Tips for reducing the cost of your infrastructure

In today’s complex world, ops engineers and SREs get to worry not just about quality of infrastructure, but about cost reduction. Here, I’ll share a few tips on reducing cost of servers with popular cloud providers, as well as a general approach for those to whom this type of work is new.

When you get hired as an Ops engineer or an SRE, you probably know what you are getting into and what you are supposed to do: things like maintaining servers, developing build and deployment pipelines, provisioning and initiating cloud servers, monitoring services and the likes come to mind.
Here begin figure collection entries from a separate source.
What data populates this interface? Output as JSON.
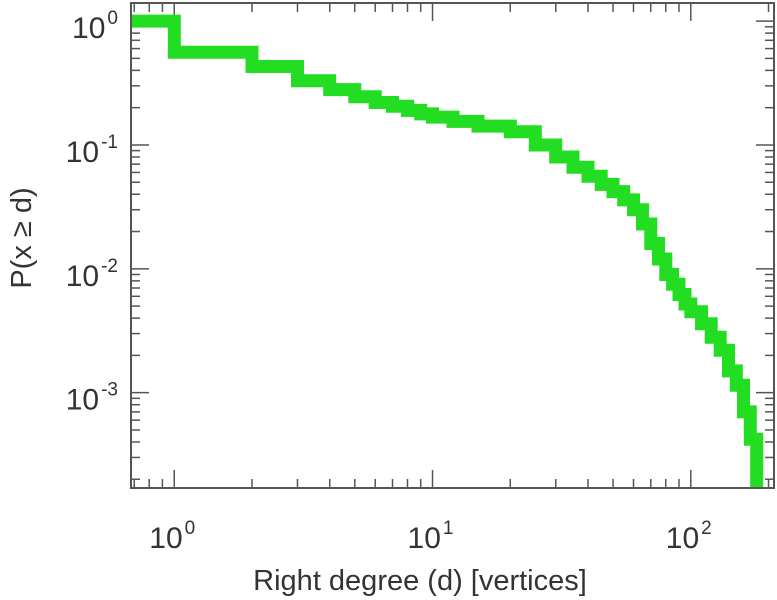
{
  "chart_data": {
    "type": "line",
    "step": true,
    "x_scale": "log",
    "y_scale": "log",
    "xlim": [
      0.68,
      210
    ],
    "ylim": [
      0.00017,
      1.4
    ],
    "xlabel": "Right degree (d) [vertices]",
    "ylabel": "P(x ≥ d)",
    "grid": false,
    "legend": "none",
    "color": "#22dd22",
    "x_ticks": [
      {
        "value": 1,
        "base": "10",
        "exp": "0"
      },
      {
        "value": 10,
        "base": "10",
        "exp": "1"
      },
      {
        "value": 100,
        "base": "10",
        "exp": "2"
      }
    ],
    "y_ticks": [
      {
        "value": 1,
        "base": "10",
        "exp": "0"
      },
      {
        "value": 0.1,
        "base": "10",
        "exp": "-1"
      },
      {
        "value": 0.01,
        "base": "10",
        "exp": "-2"
      },
      {
        "value": 0.001,
        "base": "10",
        "exp": "-3"
      }
    ],
    "series": [
      {
        "x": [
          0.68,
          1,
          2,
          3,
          4,
          5,
          6,
          7,
          8,
          9,
          10,
          12,
          15,
          20,
          25,
          30,
          35,
          40,
          45,
          50,
          55,
          60,
          65,
          70,
          75,
          80,
          85,
          90,
          95,
          100,
          110,
          120,
          130,
          140,
          150,
          160,
          170,
          180
        ],
        "y": [
          1.0,
          0.56,
          0.43,
          0.33,
          0.28,
          0.245,
          0.22,
          0.205,
          0.19,
          0.178,
          0.168,
          0.155,
          0.142,
          0.128,
          0.1,
          0.08,
          0.066,
          0.056,
          0.048,
          0.042,
          0.036,
          0.03,
          0.023,
          0.016,
          0.012,
          0.009,
          0.0075,
          0.0062,
          0.0052,
          0.0045,
          0.0036,
          0.0028,
          0.0022,
          0.0015,
          0.00115,
          0.0007,
          0.00042,
          0.00017
        ]
      }
    ]
  }
}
One thing that does not usually come to mind when discussing the role of the operations engineer are finance-related activities such as cost analysis and cost reduction.

This, as it turns out, can sometimes be quite a big part of our jobs in companies.

Who would have thought, for example, that I’d become quite familiar with a term like COGS, or “cost of goods sold”, defined by Investopedia as “the direct costs attributable to the production of the goods sold by a company”. In plain English: “how much does it cost to create a product before selling it”, or, if you prefer plain engineering English: “how much do we spend to have our services running in production”. Basically, this is about cost reduction: you start off with creating a budget in order to understand how much you are spending, how much you are going to spend, and whether your costs are going up or down. Let’s look step by step on how to do this with cloud services.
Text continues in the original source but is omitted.